De algum modo, nessa data, os acontecimentos de Fátima pareciam estar esquecidos. Mas, uma série de fatos veio novamente chamar para eles a atenção da opinião pública: em 1919, a morte do vidente Francisco, a 4 de Abril o início da construção da Capelinha das Aparições e a conclusão e envio do relatório do pároco sobre as aparições, a 28 de Abril; a conclusão da Capelinha em 15 de Junho; a morte da Jacinta, a 20 de Fevereiro de 1920.

 

Em 13 de Maio de 1920, chegava a Fátima a primeira imagem de Nossa Senhora, feita sob a orientação da vidente Lúcia, sendo entronizada em 13 de Junho seguinte, na capelinha das aparições.

Entretanto, a 15 de Maio do mesmo ano, foi nomeado primeiro bispo da diocese restaurada de Leiria, D. José Alves Correia da Silva, que entrou na diocese em 5 de Agosto. O novo bispo visitou a Cova da Iria, pela primeira vez, em 12 de Setembro de 1921. Inicia-se então a aquisição de terrenos na Cova da Iria para o ordenamento de espaço para o futuro Santuário.
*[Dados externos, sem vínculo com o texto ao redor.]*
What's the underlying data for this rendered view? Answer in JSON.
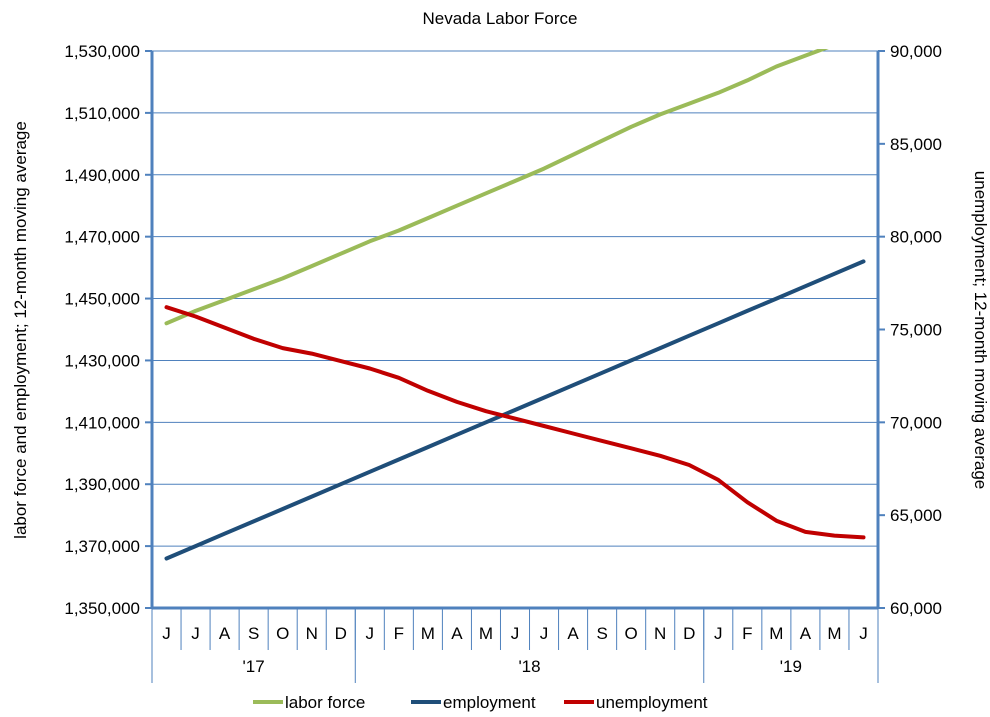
{
  "chart_data": {
    "type": "line",
    "title": "Nevada Labor Force",
    "ylabel": "labor force and employment; 12-month moving average",
    "y2label": "unemployment; 12-month moving average",
    "ylim": [
      1350000,
      1530000
    ],
    "y2lim": [
      60000,
      90000
    ],
    "yticks": [
      "1,350,000",
      "1,370,000",
      "1,390,000",
      "1,410,000",
      "1,430,000",
      "1,450,000",
      "1,470,000",
      "1,490,000",
      "1,510,000",
      "1,530,000"
    ],
    "yticks_values": [
      1350000,
      1370000,
      1390000,
      1410000,
      1430000,
      1450000,
      1470000,
      1490000,
      1510000,
      1530000
    ],
    "y2ticks": [
      "60,000",
      "65,000",
      "70,000",
      "75,000",
      "80,000",
      "85,000",
      "90,000"
    ],
    "y2ticks_values": [
      60000,
      65000,
      70000,
      75000,
      80000,
      85000,
      90000
    ],
    "x": [
      "Jun 2017",
      "Jul 2017",
      "Aug 2017",
      "Sep 2017",
      "Oct 2017",
      "Nov 2017",
      "Dec 2017",
      "Jan 2018",
      "Feb 2018",
      "Mar 2018",
      "Apr 2018",
      "May 2018",
      "Jun 2018",
      "Jul 2018",
      "Aug 2018",
      "Sep 2018",
      "Oct 2018",
      "Nov 2018",
      "Dec 2018",
      "Jan 2019",
      "Feb 2019",
      "Mar 2019",
      "Apr 2019",
      "May 2019",
      "Jun 2019"
    ],
    "month_labels": [
      "J",
      "J",
      "A",
      "S",
      "O",
      "N",
      "D",
      "J",
      "F",
      "M",
      "A",
      "M",
      "J",
      "J",
      "A",
      "S",
      "O",
      "N",
      "D",
      "J",
      "F",
      "M",
      "A",
      "M",
      "J"
    ],
    "year_groups": [
      {
        "label": "'17",
        "start": 0,
        "end": 6
      },
      {
        "label": "'18",
        "start": 7,
        "end": 18
      },
      {
        "label": "'19",
        "start": 19,
        "end": 24
      }
    ],
    "series": [
      {
        "name": "labor force",
        "axis": "left",
        "color": "#9bbb59",
        "values": [
          1442000,
          1446000,
          1449500,
          1453000,
          1456500,
          1460500,
          1464500,
          1468500,
          1472000,
          1476000,
          1480000,
          1484000,
          1488000,
          1492000,
          1496500,
          1501000,
          1505500,
          1509500,
          1513000,
          1516500,
          1520500,
          1525000,
          1528500,
          1532000,
          1536000
        ]
      },
      {
        "name": "employment",
        "axis": "left",
        "color": "#1f4e79",
        "values": [
          1366000,
          1370000,
          1374000,
          1378000,
          1382000,
          1386000,
          1390000,
          1394000,
          1398000,
          1402000,
          1406000,
          1410000,
          1414000,
          1418000,
          1422000,
          1426000,
          1430000,
          1434000,
          1438000,
          1442000,
          1446000,
          1450000,
          1454000,
          1458000,
          1462000
        ]
      },
      {
        "name": "unemployment",
        "axis": "right",
        "color": "#c00000",
        "values": [
          76200,
          75700,
          75100,
          74500,
          74000,
          73700,
          73300,
          72900,
          72400,
          71700,
          71100,
          70600,
          70200,
          69800,
          69400,
          69000,
          68600,
          68200,
          67700,
          66900,
          65700,
          64700,
          64100,
          63900,
          63800
        ]
      }
    ],
    "legend": {
      "position": "bottom",
      "entries": [
        "labor force",
        "employment",
        "unemployment"
      ]
    },
    "grid": true
  }
}
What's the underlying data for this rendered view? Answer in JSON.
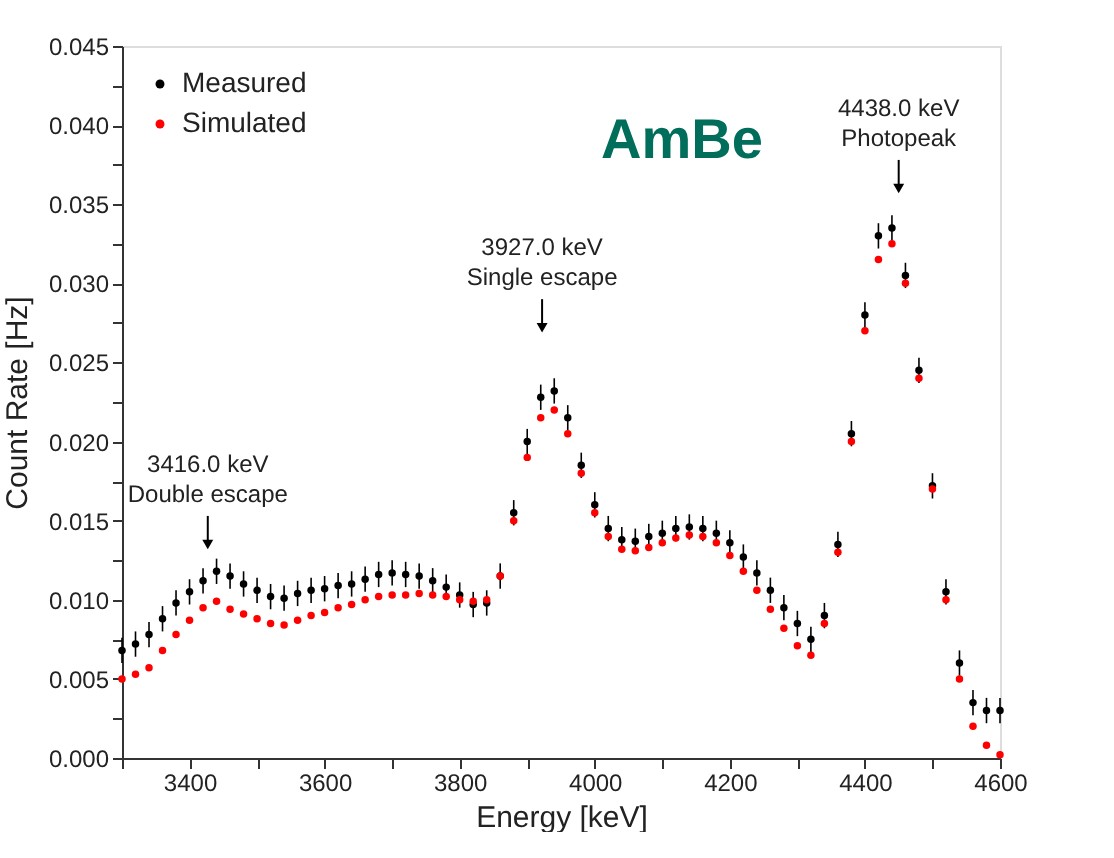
{
  "chart_data": {
    "type": "scatter",
    "xlabel": "Energy [keV]",
    "ylabel": "Count Rate [Hz]",
    "xlim": [
      3300,
      4600
    ],
    "xticks": [
      {
        "value": 3300,
        "label": null
      },
      3400,
      {
        "value": 3500,
        "label": null
      },
      3600,
      {
        "value": 3700,
        "label": null
      },
      3800,
      {
        "value": 3900,
        "label": null
      },
      4000,
      {
        "value": 4100,
        "label": null
      },
      4200,
      {
        "value": 4300,
        "label": null
      },
      4400,
      {
        "value": 4500,
        "label": null
      },
      4600
    ],
    "ylim": [
      0,
      0.045
    ],
    "yticks": [
      {
        "value": 0,
        "label": "0.000"
      },
      {
        "value": 0.0025,
        "label": null
      },
      {
        "value": 0.005,
        "label": "0.005"
      },
      {
        "value": 0.0075,
        "label": null
      },
      {
        "value": 0.01,
        "label": "0.010"
      },
      {
        "value": 0.0125,
        "label": null
      },
      {
        "value": 0.015,
        "label": "0.015"
      },
      {
        "value": 0.0175,
        "label": null
      },
      {
        "value": 0.02,
        "label": "0.020"
      },
      {
        "value": 0.0225,
        "label": null
      },
      {
        "value": 0.025,
        "label": "0.025"
      },
      {
        "value": 0.0275,
        "label": null
      },
      {
        "value": 0.03,
        "label": "0.030"
      },
      {
        "value": 0.0325,
        "label": null
      },
      {
        "value": 0.035,
        "label": "0.035"
      },
      {
        "value": 0.0375,
        "label": null
      },
      {
        "value": 0.04,
        "label": "0.040"
      },
      {
        "value": 0.0425,
        "label": null
      },
      {
        "value": 0.045,
        "label": "0.045"
      }
    ],
    "x": [
      3300,
      3320,
      3340,
      3360,
      3380,
      3400,
      3420,
      3440,
      3460,
      3480,
      3500,
      3520,
      3540,
      3560,
      3580,
      3600,
      3620,
      3640,
      3660,
      3680,
      3700,
      3720,
      3740,
      3760,
      3780,
      3800,
      3820,
      3840,
      3860,
      3880,
      3900,
      3920,
      3940,
      3960,
      3980,
      4000,
      4020,
      4040,
      4060,
      4080,
      4100,
      4120,
      4140,
      4160,
      4180,
      4200,
      4220,
      4240,
      4260,
      4280,
      4300,
      4320,
      4340,
      4360,
      4380,
      4400,
      4420,
      4440,
      4460,
      4480,
      4500,
      4520,
      4540,
      4560,
      4580,
      4600
    ],
    "series": [
      {
        "name": "Measured",
        "color": "#000000",
        "values": [
          0.0068,
          0.0072,
          0.0078,
          0.0088,
          0.0098,
          0.0105,
          0.0112,
          0.0118,
          0.0115,
          0.011,
          0.0106,
          0.0102,
          0.0101,
          0.0104,
          0.0106,
          0.0107,
          0.0109,
          0.011,
          0.0113,
          0.0116,
          0.0117,
          0.0116,
          0.0115,
          0.0112,
          0.0108,
          0.0103,
          0.0097,
          0.0098,
          0.0115,
          0.0155,
          0.02,
          0.0228,
          0.0232,
          0.0215,
          0.0185,
          0.016,
          0.0145,
          0.0138,
          0.0137,
          0.014,
          0.0142,
          0.0145,
          0.0146,
          0.0145,
          0.0142,
          0.0136,
          0.0127,
          0.0117,
          0.0106,
          0.0095,
          0.0085,
          0.0075,
          0.009,
          0.0135,
          0.0205,
          0.028,
          0.033,
          0.0335,
          0.0305,
          0.0245,
          0.0172,
          0.0105,
          0.006,
          0.0035,
          0.003,
          0.003
        ],
        "errors": [
          0.0008,
          0.0008,
          0.0008,
          0.0008,
          0.0008,
          0.0008,
          0.0008,
          0.0008,
          0.0008,
          0.0008,
          0.0008,
          0.0008,
          0.0008,
          0.0008,
          0.0008,
          0.0008,
          0.0008,
          0.0008,
          0.0008,
          0.0008,
          0.0008,
          0.0008,
          0.0008,
          0.0008,
          0.0008,
          0.0008,
          0.0008,
          0.0008,
          0.0008,
          0.0008,
          0.0008,
          0.0008,
          0.0008,
          0.0008,
          0.0008,
          0.0008,
          0.0008,
          0.0008,
          0.0008,
          0.0008,
          0.0008,
          0.0008,
          0.0008,
          0.0008,
          0.0008,
          0.0008,
          0.0008,
          0.0008,
          0.0008,
          0.0008,
          0.0008,
          0.0008,
          0.0008,
          0.0008,
          0.0008,
          0.0008,
          0.0008,
          0.0008,
          0.0008,
          0.0008,
          0.0008,
          0.0008,
          0.0008,
          0.0008,
          0.0008,
          0.0008
        ]
      },
      {
        "name": "Simulated",
        "color": "#ff0000",
        "values": [
          0.005,
          0.0053,
          0.0057,
          0.0068,
          0.0078,
          0.0087,
          0.0095,
          0.0099,
          0.0094,
          0.0091,
          0.0088,
          0.0085,
          0.0084,
          0.0087,
          0.009,
          0.0092,
          0.0095,
          0.0097,
          0.01,
          0.0102,
          0.0103,
          0.0103,
          0.0104,
          0.0103,
          0.0102,
          0.01,
          0.0099,
          0.01,
          0.0115,
          0.015,
          0.019,
          0.0215,
          0.022,
          0.0205,
          0.018,
          0.0155,
          0.014,
          0.0132,
          0.0131,
          0.0133,
          0.0136,
          0.0139,
          0.0141,
          0.014,
          0.0136,
          0.0128,
          0.0118,
          0.0106,
          0.0094,
          0.0082,
          0.0071,
          0.0065,
          0.0085,
          0.013,
          0.02,
          0.027,
          0.0315,
          0.0325,
          0.03,
          0.024,
          0.017,
          0.01,
          0.005,
          0.002,
          0.0008,
          0.0002
        ]
      }
    ],
    "annotations": [
      {
        "text": "3416.0 keV\nDouble escape",
        "x": 3427,
        "y": 0.0135
      },
      {
        "text": "3927.0 keV\nSingle escape",
        "x": 3922,
        "y": 0.0272
      },
      {
        "text": "4438.0 keV\nPhotopeak",
        "x": 4450,
        "y": 0.036
      },
      "AmBe"
    ],
    "legend": "top left",
    "grid": false,
    "marker": "circle"
  }
}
Em 13 de Outubro do mesmo ano de 1921, quatro anos depois da última aparição, celebrava-se a primeira missa na Capelinha das Aparições, e, em princípios de Novembro, abria-se uma cisterna defronte da mesma Capelinha.

A 6 de Março de 1922, a dinamitação da Capelinha das Aparições determinou finalmente o arranque decisivo para a investigação oficial canônica sobre os acontecimentos de 1917, com a nomeação, por parte do bispo de Leiria, de uma comissão de inquérito, no dia 3 de Maio.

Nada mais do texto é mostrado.